BIGRE

❤️❤️❤️
Une avalanche d’idées, de gags et de situations absurdes, poussée jusqu’à l’excès.
La Scala Provence - 21h15 relâche les 6, 13, 20 juillet
Ce qui marque d’abord dans Bigre, c’est son inventivité foisonnante, presque sans frein, qui fait basculer le spectacle dans une comédie burlesque totalement déjantée. La pièce assume un humour totalement barré et un théâtre de l’absurde clairement revendiqué, où l’excès devient un véritable moteur comique. Elle fait le choix radical du tout-muet, transformant l’ensemble en une sorte de dessin animé vivant, où les corps, les gestes et les situations remplacent entièrement la parole.
On suit trois personnages vivant dans des chambres voisines, qui vont enchaîner des situations toujours plus absurdes, dans une mécanique de catastrophes et de délires qui ne semble connaître aucune limite. Mais cette proposition très particulière demande une véritable adhésion du spectateur : si l’on est hermétique à cet humour absurde et à cette forme de burlesque poussé à l’extrême, l’expérience peut rapidement devenir une véritable épreuve, tant le spectacle assume pleinement son parti pris.

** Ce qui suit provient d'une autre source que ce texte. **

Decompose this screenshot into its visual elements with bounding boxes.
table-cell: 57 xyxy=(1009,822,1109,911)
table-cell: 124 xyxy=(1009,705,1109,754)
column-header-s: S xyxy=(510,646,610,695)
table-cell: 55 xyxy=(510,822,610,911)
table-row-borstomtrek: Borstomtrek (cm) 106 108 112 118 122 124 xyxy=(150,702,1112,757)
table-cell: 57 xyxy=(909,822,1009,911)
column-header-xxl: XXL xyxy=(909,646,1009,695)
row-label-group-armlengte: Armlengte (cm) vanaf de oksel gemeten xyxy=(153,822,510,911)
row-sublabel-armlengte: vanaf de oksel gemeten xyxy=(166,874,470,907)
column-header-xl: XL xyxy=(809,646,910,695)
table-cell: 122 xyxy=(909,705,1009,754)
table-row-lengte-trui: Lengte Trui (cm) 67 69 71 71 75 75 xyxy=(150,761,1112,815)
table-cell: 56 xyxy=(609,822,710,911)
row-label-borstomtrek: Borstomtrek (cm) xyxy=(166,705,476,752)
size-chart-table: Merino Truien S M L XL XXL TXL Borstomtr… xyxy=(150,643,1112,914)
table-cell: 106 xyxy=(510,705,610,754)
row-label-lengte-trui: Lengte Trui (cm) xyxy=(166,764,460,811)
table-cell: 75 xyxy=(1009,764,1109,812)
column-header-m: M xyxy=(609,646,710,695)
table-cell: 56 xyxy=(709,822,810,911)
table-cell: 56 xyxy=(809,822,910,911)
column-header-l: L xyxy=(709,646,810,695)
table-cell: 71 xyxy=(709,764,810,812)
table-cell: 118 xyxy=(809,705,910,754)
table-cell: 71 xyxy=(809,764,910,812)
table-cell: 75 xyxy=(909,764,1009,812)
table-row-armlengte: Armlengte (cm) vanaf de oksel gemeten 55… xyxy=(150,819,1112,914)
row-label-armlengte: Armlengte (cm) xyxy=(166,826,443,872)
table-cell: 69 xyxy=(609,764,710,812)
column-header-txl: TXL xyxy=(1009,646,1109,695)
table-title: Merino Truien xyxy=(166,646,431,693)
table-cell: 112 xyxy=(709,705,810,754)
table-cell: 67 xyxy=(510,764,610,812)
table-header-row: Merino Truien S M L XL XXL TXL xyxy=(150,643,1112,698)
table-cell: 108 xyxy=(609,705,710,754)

La mise en scène impressionne par sa capacité à exploiter à 100 % des décors impressionnants, véritables terrains de jeu pour les comédiens. On assiste à une succession de scènes millimétrées et chorégraphiées, où chaque geste semble calculé avec une précision redoutable. L’énergie comique qui se dégage de cette mécanique est indéniable.
Mais même si j’ai souvent ri très franchement devant cette débauche d’idées et de situations, j’ai toutefois ressenti que, sur la longueur, une forme de trop-plein finissait par s’installer. À force d’accumuler les effets et les délires, le spectacle m’a parfois perdu en chemin, provoquant quelques décrochages et une forme de lassitude.
Derrière cette comédie totalement débridée se cache pourtant une dimension plus profonde : celle d’une métaphore sur la solitude moderne. Ces trois personnages, pourtant voisins et proches physiquement, apparaissent comme des êtres incapables de réellement communiquer. Et au milieu de ce chaos burlesque surgissent parfois des moments de tendresse et d’humanité, qui donnent au spectacle une profondeur inattendue.
Au final, Bigre est une proposition radicale, généreuse et assumée, qui enchaîne les folies avec une imagination débordante. Une expérience théâtrale singulière, souvent brillante dans son inventivité, mais dont l’excès permanent peut finir par provoquer une certaine saturation.